Ein (fast zu) braver Jungspund und tiefe Emotionen

Ein mozartkugelhafter Mozart gefolgt von der von den Symphonikern meisterhaft ausgeführten Bedrückung und Leidenschaft von Mahlers 5. Symphonie: Stimmungsschwankungen im guten Sinn im Konzerthaus.

Lecker? /// Niesel Reghenzani, Wiener Symphoniker, Bohema (c)

Das junge Gesicht mit ehrlichem Lächeln, ein spritziges Auftreten und die bemerkenswerte Texttreue des 27-jährigen Kanadiers Jan Lisiecki verzauberte das Konzerthaus. Fehlerfrei und mit großer Konzentration und Sauberkeit sorgte er für viele „Bravo“-Rufe und Standing Ovations.

„Das Beste in der Musik steht nicht in den Noten“

Doch dem Reichtum an Aufmerksamkeit und Politesse, den sauberen, frischen, reinen und engelsgleichen Klängen, die uns Lisiecki bescherte, stand ein Mangel an Ausdruckskraft und Leidenschaft gegenüber.

Die Originalpartitur von Mozarts KV 467 enthält außer den Noten nur wenige Hinweise auf die Spielweise. Jedoch wissen wir, spätestens seit Harnoncourt (selbst ein Symphoniker), dass Musiker wie Mozarts Vater Leopold, Bachs Sohn Carl Philip Emanuel und viele andere uns sehr detaillierte Hinweise hinterlassen haben, wie diese Noten zu lesen sind, um ihnen mehr Expressivität und Passion zu verleihen.

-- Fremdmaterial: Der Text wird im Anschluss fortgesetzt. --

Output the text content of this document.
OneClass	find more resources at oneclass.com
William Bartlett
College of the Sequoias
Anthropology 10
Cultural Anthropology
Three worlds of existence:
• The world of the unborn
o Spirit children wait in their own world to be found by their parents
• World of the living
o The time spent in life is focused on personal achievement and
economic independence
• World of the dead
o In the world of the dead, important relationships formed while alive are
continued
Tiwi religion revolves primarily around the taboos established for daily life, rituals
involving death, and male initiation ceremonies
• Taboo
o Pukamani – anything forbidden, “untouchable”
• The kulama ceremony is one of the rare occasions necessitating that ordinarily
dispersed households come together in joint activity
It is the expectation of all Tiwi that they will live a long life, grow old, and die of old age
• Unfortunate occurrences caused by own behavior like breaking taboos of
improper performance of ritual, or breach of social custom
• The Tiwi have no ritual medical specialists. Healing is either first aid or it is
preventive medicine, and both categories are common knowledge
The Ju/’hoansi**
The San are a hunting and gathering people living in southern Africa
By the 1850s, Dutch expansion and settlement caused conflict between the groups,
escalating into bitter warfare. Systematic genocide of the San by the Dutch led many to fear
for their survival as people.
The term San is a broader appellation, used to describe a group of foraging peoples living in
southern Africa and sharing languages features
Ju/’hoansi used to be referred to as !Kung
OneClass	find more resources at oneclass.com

Immerhin steht das Beste in der Musik nicht in den Noten, wie schon Gustav Mahler sagte. Pianist*innen wie Friedrich Gulda hatten schon davor durch Intuition einen Weg gefunden, einen anderen, nicht allzu braven Mozart wiederzubeleben. Diese Expressivität fiel bei Lisiecki fast aus.

Die Zugabe, die passend herbstliche, allerdings etwas kitschige Nocturne Op. 9/2 von Chopin, wiederum sehr brav und strikt dem Notentext folgend gespielt, stellte einen passenden Abschluss zu diesem höflichen, sauberen, mozartkugelhaften Mozartconcerto dar.

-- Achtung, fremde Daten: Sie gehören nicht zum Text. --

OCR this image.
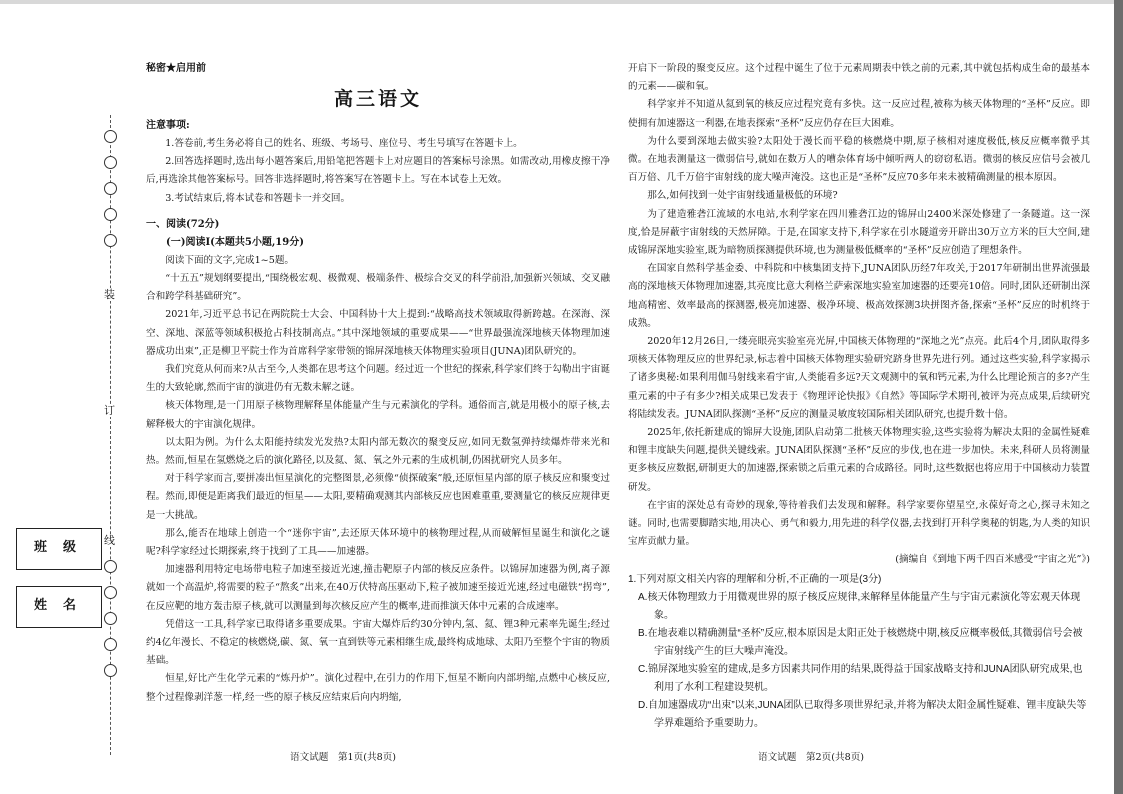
装
订
线
班级
姓名

秘密★启用前

高三语文

注意事项:

1.答卷前,考生务必将自己的姓名、班级、考场号、座位号、考生号填写在答题卡上。

2.回答选择题时,选出每小题答案后,用铅笔把答题卡上对应题目的答案标号涂黑。如需改动,用橡皮擦干净后,再选涂其他答案标号。回答非选择题时,将答案写在答题卡上。写在本试卷上无效。

3.考试结束后,将本试卷和答题卡一并交回。

一、阅读(72分)

(一)阅读Ⅰ(本题共5小题,19分)

阅读下面的文字,完成1~5题。

“十五五”规划纲要提出,“围绕极宏观、极微观、极端条件、极综合交叉的科学前沿,加强新兴领域、交叉融合和跨学科基础研究”。

2021年,习近平总书记在两院院士大会、中国科协十大上提到:“战略高技术领域取得新跨越。在深海、深空、深地、深蓝等领域积极抢占科技制高点。”其中深地领域的重要成果——“世界最强流深地核天体物理加速器成功出束”,正是柳卫平院士作为首席科学家带领的锦屏深地核天体物理实验项目(JUNA)团队研究的。

我们究竟从何而来?从古至今,人类都在思考这个问题。经过近一个世纪的探索,科学家们终于勾勒出宇宙诞生的大致轮廓,然而宇宙的演进仍有无数未解之谜。

核天体物理,是一门用原子核物理解释星体能量产生与元素演化的学科。通俗而言,就是用极小的原子核,去解释极大的宇宙演化规律。

以太阳为例。为什么太阳能持续发光发热?太阳内部无数次的聚变反应,如同无数氢弹持续爆炸带来光和热。然而,恒星在氢燃烧之后的演化路径,以及氦、氮、氧之外元素的生成机制,仍困扰研究人员多年。

对于科学家而言,要拼凑出恒星演化的完整图景,必须像“侦探破案”般,还原恒星内部的原子核反应和聚变过程。然而,即便是距离我们最近的恒星——太阳,要精确观测其内部核反应也困难重重,要测量它的核反应规律更是一大挑战。

那么,能否在地球上创造一个“迷你宇宙”,去还原天体环境中的核物理过程,从而破解恒星诞生和演化之谜呢?科学家经过长期探索,终于找到了工具——加速器。

加速器利用特定电场带电粒子加速至接近光速,撞击靶原子内部的核反应条件。以锦屏加速器为例,离子源就如一个高温炉,将需要的粒子“熬炙”出来,在40万伏特高压驱动下,粒子被加速至接近光速,经过电磁铁“拐弯”,在反应靶的地方轰击原子核,就可以测量到每次核反应产生的概率,进而推演天体中元素的合成速率。

凭借这一工具,科学家已取得诸多重要成果。宇宙大爆炸后约30分钟内,氢、氦、锂3种元素率先诞生;经过约4亿年漫长、不稳定的核燃烧,碳、氮、氧一直到铁等元素相继生成,最终构成地球、太阳乃至整个宇宙的物质基础。

恒星,好比产生化学元素的“炼丹炉”。演化过程中,在引力的作用下,恒星不断向内部坍缩,点燃中心核反应,整个过程像剥洋葱一样,经一些的原子核反应结束后向内坍缩,

开启下一阶段的聚变反应。这个过程中诞生了位于元素周期表中铁之前的元素,其中就包括构成生命的最基本的元素——碳和氧。

科学家并不知道从氦到氧的核反应过程究竟有多快。这一反应过程,被称为核天体物理的“圣杯”反应。即使拥有加速器这一利器,在地表探索“圣杯”反应仍存在巨大困难。

为什么要到深地去做实验?太阳处于漫长而平稳的核燃烧中期,原子核相对速度极低,核反应概率微乎其微。在地表测量这一微弱信号,就如在数万人的嘈杂体育场中倾听两人的窃窃私语。微弱的核反应信号会被几百万倍、几千万倍宇宙射线的庞大噪声淹没。这也正是“圣杯”反应70多年来未被精确测量的根本原因。

那么,如何找到一处宇宙射线通量极低的环境?

为了建造雅砻江流域的水电站,水利学家在四川雅砻江边的锦屏山2400米深处修建了一条隧道。这一深度,恰是屏蔽宇宙射线的天然屏障。于是,在国家支持下,科学家在引水隧道旁开辟出30万立方米的巨大空间,建成锦屏深地实验室,既为暗物质探测提供环境,也为测量极低概率的“圣杯”反应创造了理想条件。

在国家自然科学基金委、中科院和中核集团支持下,JUNA团队历经7年攻关,于2017年研制出世界流强最高的深地核天体物理加速器,其亮度比意大利格兰萨索深地实验室加速器的还要亮10倍。同时,团队还研制出深地高精密、效率最高的探测器,极亮加速器、极净环境、极高效探测3块拼图齐备,探索“圣杯”反应的时机终于成熟。

2020年12月26日,一缕亮眼亮实验室亮光屏,中国核天体物理的“深地之光”点亮。此后4个月,团队取得多项核天体物理反应的世界纪录,标志着中国核天体物理实验研究跻身世界先进行列。通过这些实验,科学家揭示了诸多奥秘:如果利用伽马射线来看宇宙,人类能看多远?天文观测中的氧和钙元素,为什么比理论预言的多?产生重元素的中子有多少?相关成果已发表于《物理评论快报》《自然》等国际学术期刊,被评为亮点成果,后续研究将陆续发表。JUNA团队探测“圣杯”反应的测量灵敏度较国际相关团队研究,也提升数十倍。

2025年,依托新建成的锦屏大设施,团队启动第二批核天体物理实验,这些实验将为解决太阳的金属性疑难和锂丰度缺失问题,提供关键线索。JUNA团队探测“圣杯”反应的步伐,也在进一步加快。未来,科研人员将测量更多核反应数据,研制更大的加速器,探索锁之后重元素的合成路径。同时,这些数据也将应用于中国核动力装置研发。

在宇宙的深处总有奇妙的现象,等待着我们去发现和解释。科学家要你望星空,永葆好奇之心,探寻未知之谜。同时,也需要脚踏实地,用决心、勇气和毅力,用先进的科学仪器,去找到打开科学奥秘的钥匙,为人类的知识宝库贡献力量。

(摘编自《到地下两千四百米感受“宇宙之光”》)

1.下列对原文相关内容的理解和分析,不正确的一项是(3分)

A.核天体物理致力于用微观世界的原子核反应规律,来解释星体能量产生与宇宙元素演化等宏观天体现象。

B.在地表难以精确测量“圣杯”反应,根本原因是太阳正处于核燃烧中期,核反应概率极低,其微弱信号会被宇宙射线产生的巨大噪声淹没。

C.锦屏深地实验室的建成,是多方因素共同作用的结果,既得益于国家战略支持和JUNA团队研究成果,也利用了水利工程建设契机。

D.自加速器成功“出束”以来,JUNA团队已取得多项世界纪录,并将为解决太阳金属性疑难、锂丰度缺失等学界难题给予重要助力。

语文试题　第1页(共8页)	语文试题　第2页(共8页)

Und weg war die gute Laune

Nach der Pause, die Lisiecki fleißig damit verbrachte, Autogramme zu verteilen und Fotos zu machen, erwies sich die 5. Symphonie Gustav Mahlers als starker Kontrast zur positiven Stimmung.

Nach dieser Welle an musikalischem Konformismus, für den Mozarts Klavierkonzert gesorgt hatte, brauchten unsere Ohren nun das zweideutige Klangbild, das nur das Altmodische, das Gefühl von Bedrückung, und die Faszination des Trostlosen, die von Mahler so gut zum Ausdruck gebracht wurde, vermittelt werden kann. Mahlers Fünfte Sinfonie bot uns das abblätternde Weiß einer alten Fassade, in einer einzigartigen Mischung aus Verlassenheit, Leidenschaft und Rausch, die so manchen Zuschauer in Tränen versetzte.

Omer Meir Wellber, von dieser Leidenschaft erfasst, dirigierte, wie es der Komponist selbst früher immer zu tun pflegte, springend und mit großen Gesten, sodass er am Ende des letzten Satzes sichtlich erschöpft und schweißgebadet dastand.

Da dieses Konzert nur das erste einer zweiwöchigen Europatournee ist, werden auch viele weitere Städte wie Amsterdam, Hamburg und Barcelona diese Leidenschaft Mahlers genießen können, doch nirgends wird sie so perfekt mit dem Ambiente harmonieren wie mit dem düsteren und faszinierenden, fast tragischen nächtlichen Wien, von dem man beim Verlassen des Konzerts ergriffen wurde.